Nam June Paik, TV is Kitsch, 1996
As we lose the analogue television signal, the impetus to get rid of old analogue televisions is even stronger. The cathode ray tube makes them bulky and heavy next to the sleek lines of plasma and LCD televisions and the need to have an external box to pick up a signal adds to the feeling that the time has come. But that same bulk that seems so annoying in the average living room is key to quite a lot of art from the last few decades. The box is part of what can blur the boundaries between moving image and sculpture. In the case if Nam June Paik’s TV is Kitsch it is the physical presence of the television casings that gives the work its form.
Exposition of Music-Electronic Television, 1963
Nam June Paik was one of the first artists to use video and his work often involved pushing available technologies to their limits. He first used television sets in Exposition of Music-Electronic Television in 1963, using electromagnets to distort the images. Paik was part of the group Fluxus and with a background in music was particularly influenced by John Cage who he first met in Germany in 1958.
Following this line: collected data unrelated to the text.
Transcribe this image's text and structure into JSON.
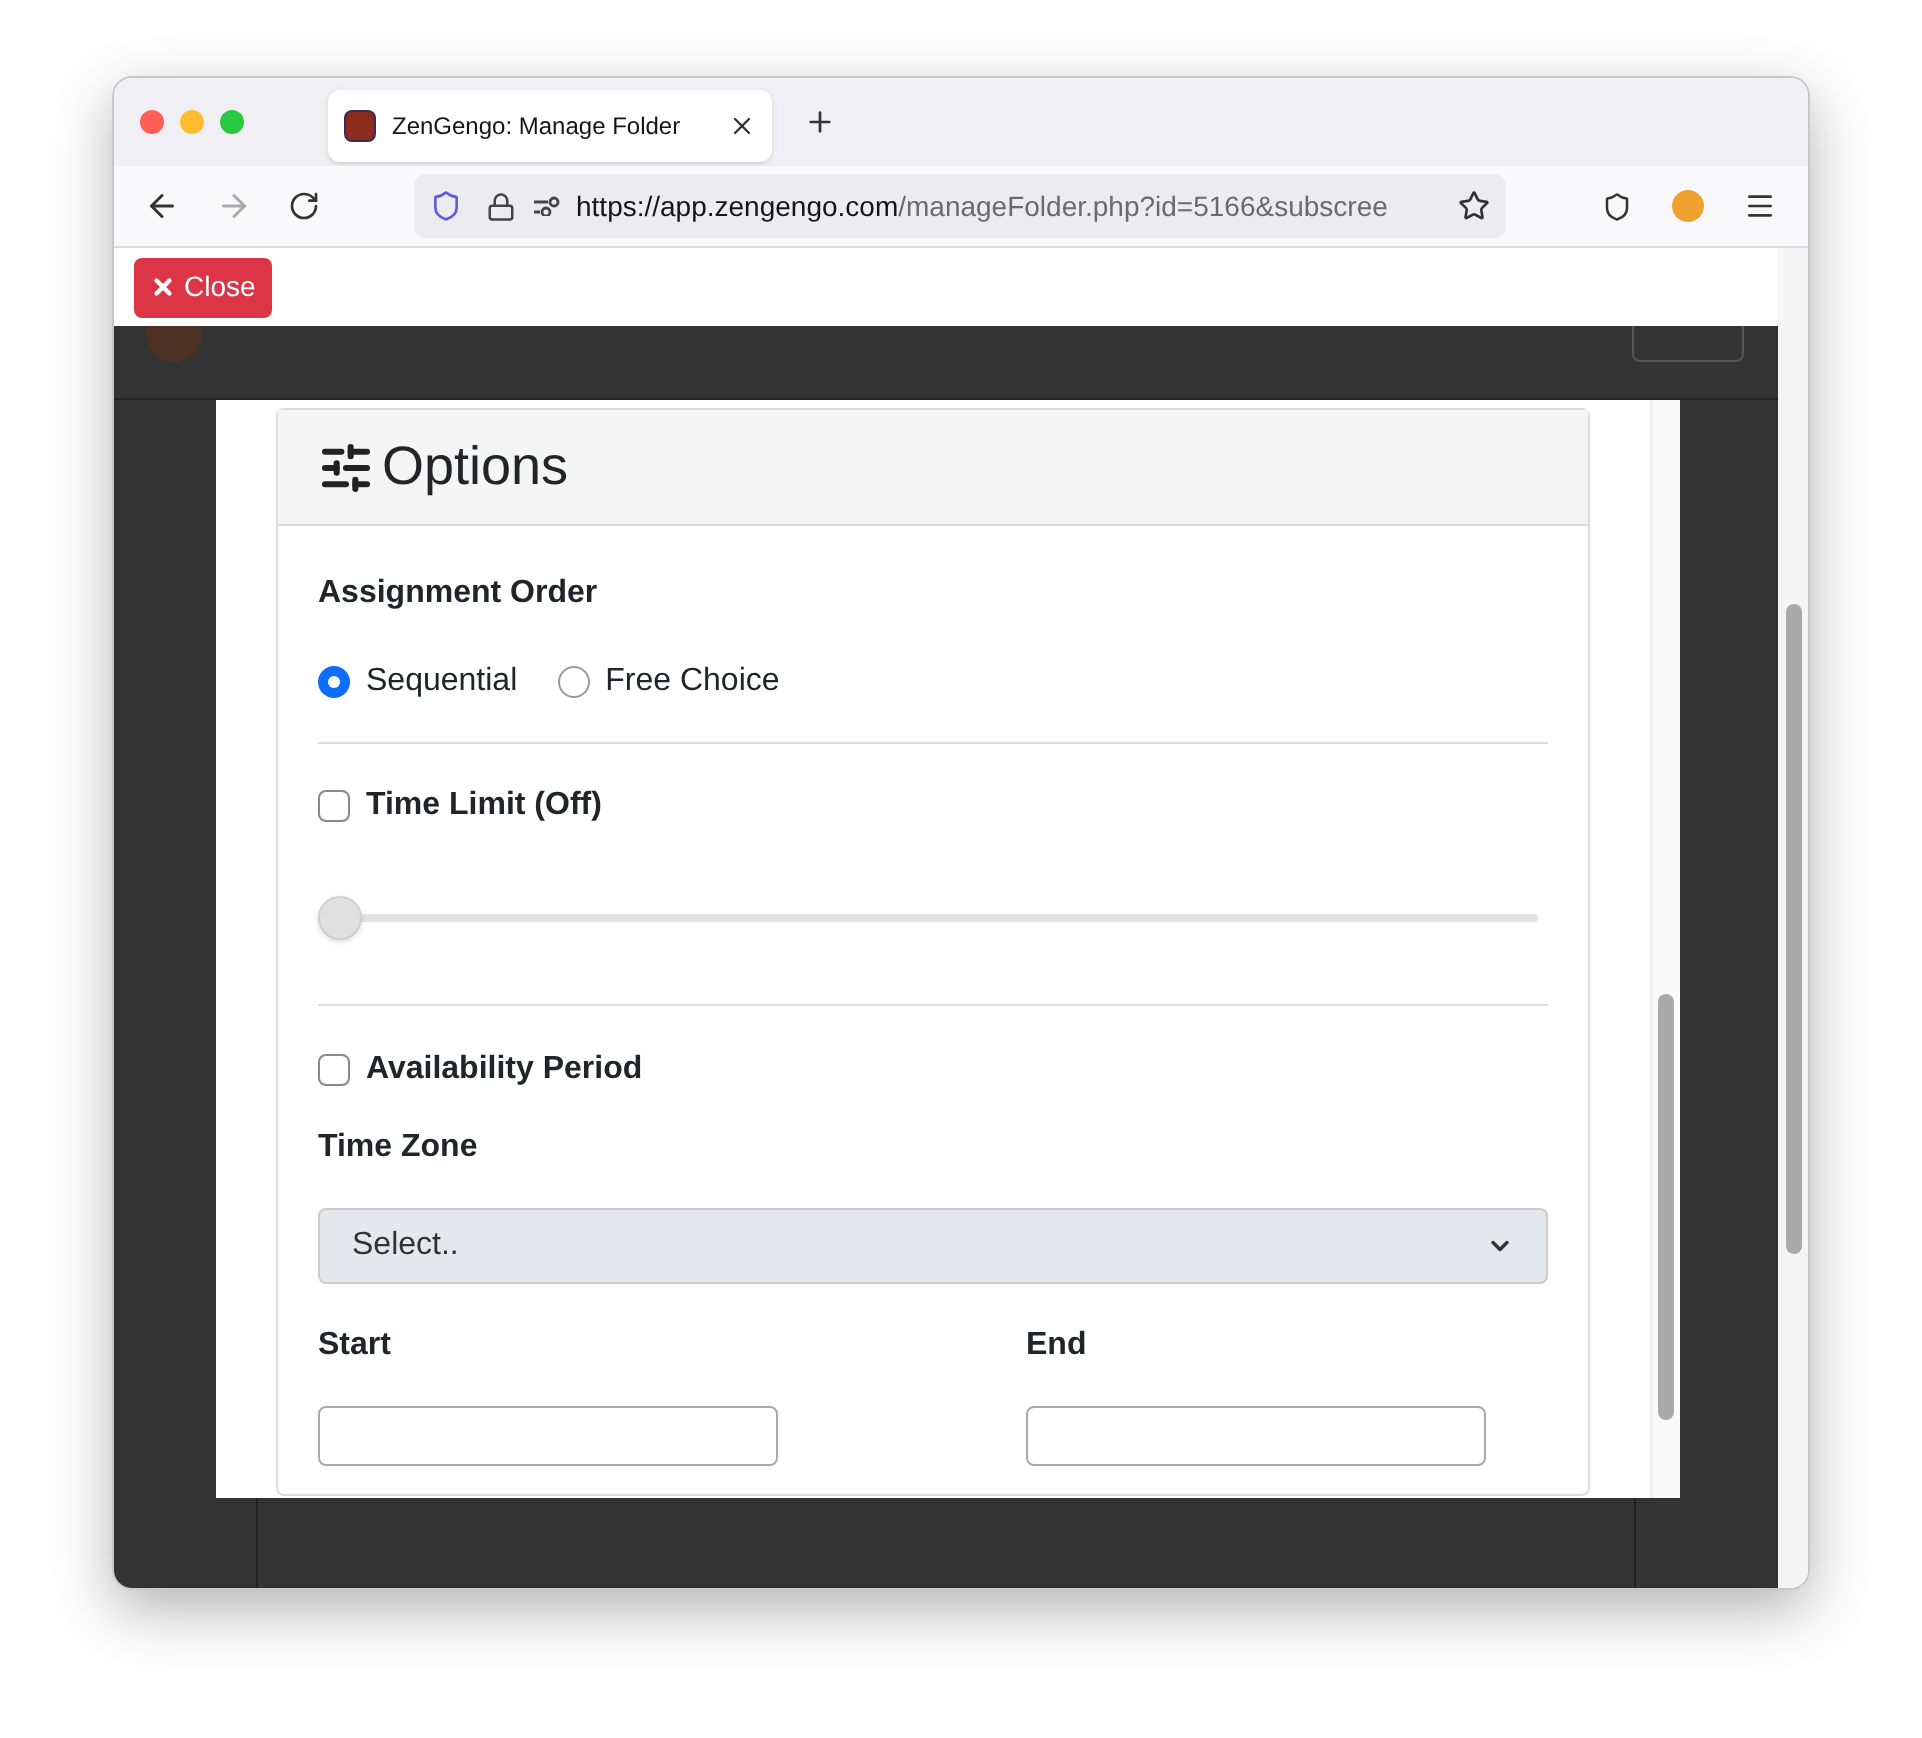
{
  "browser": {
    "tab_title": "ZenGengo: Manage Folder",
    "url_host": "https://app.zengengo.com",
    "url_path": "/manageFolder.php?id=5166&subscree"
  },
  "close_button": "Close",
  "options": {
    "title": "Options",
    "assignment_order": {
      "label": "Assignment Order",
      "choices": [
        {
          "label": "Sequential",
          "selected": true
        },
        {
          "label": "Free Choice",
          "selected": false
        }
      ]
    },
    "time_limit": {
      "label": "Time Limit (Off)",
      "checked": false,
      "level": 0
    },
    "availability": {
      "label": "Availability Period",
      "checked": false
    },
    "time_zone": {
      "label": "Time Zone",
      "value": "Select.."
    },
    "start": {
      "label": "Start"
    },
    "end": {
      "label": "End"
    }
  }
}
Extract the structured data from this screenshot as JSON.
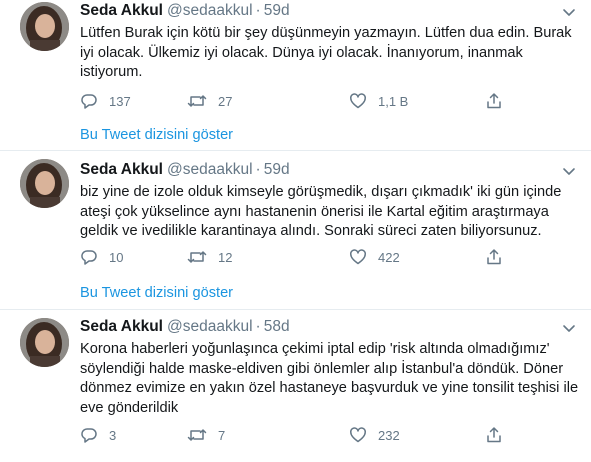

In Paik’s Video Flag a bank of 70 televisions show fast moving images that alternate between the stars and stripes that define the American flag and images from news reports, the statue of liberty and faces of American presidents. The work is immediately recognisable as the flag and hence also as referencing other art works such as Jasper John’s flag paintings.
Video Flag, 1985-96
The centrepiece of The Worlds of Nam June Paik at the Guggenheim Museum in New York in 2000 was a waterfall from the top of the museum down to the rotunda – the rest of which was occupied by televisions facing upwards showing Paik’s video works – which was intercepted by laser projections. Living in London I’m far from a regular Guggenheim visitor but I did see Paik’s show and it was by far the most spectacular use of the space that I’ve seen.
Jabob’s Ladder (installation in Guggenheim Museum), 2000
As Paik’s work amply demonstrates, artists are often among the first to adopt new technologies, but equally they are among the last to hang on to old ones. Though using a CRT screen is now an active decision rather than the default, it’s a decision I think a lot of artists will continue to make for some time to come.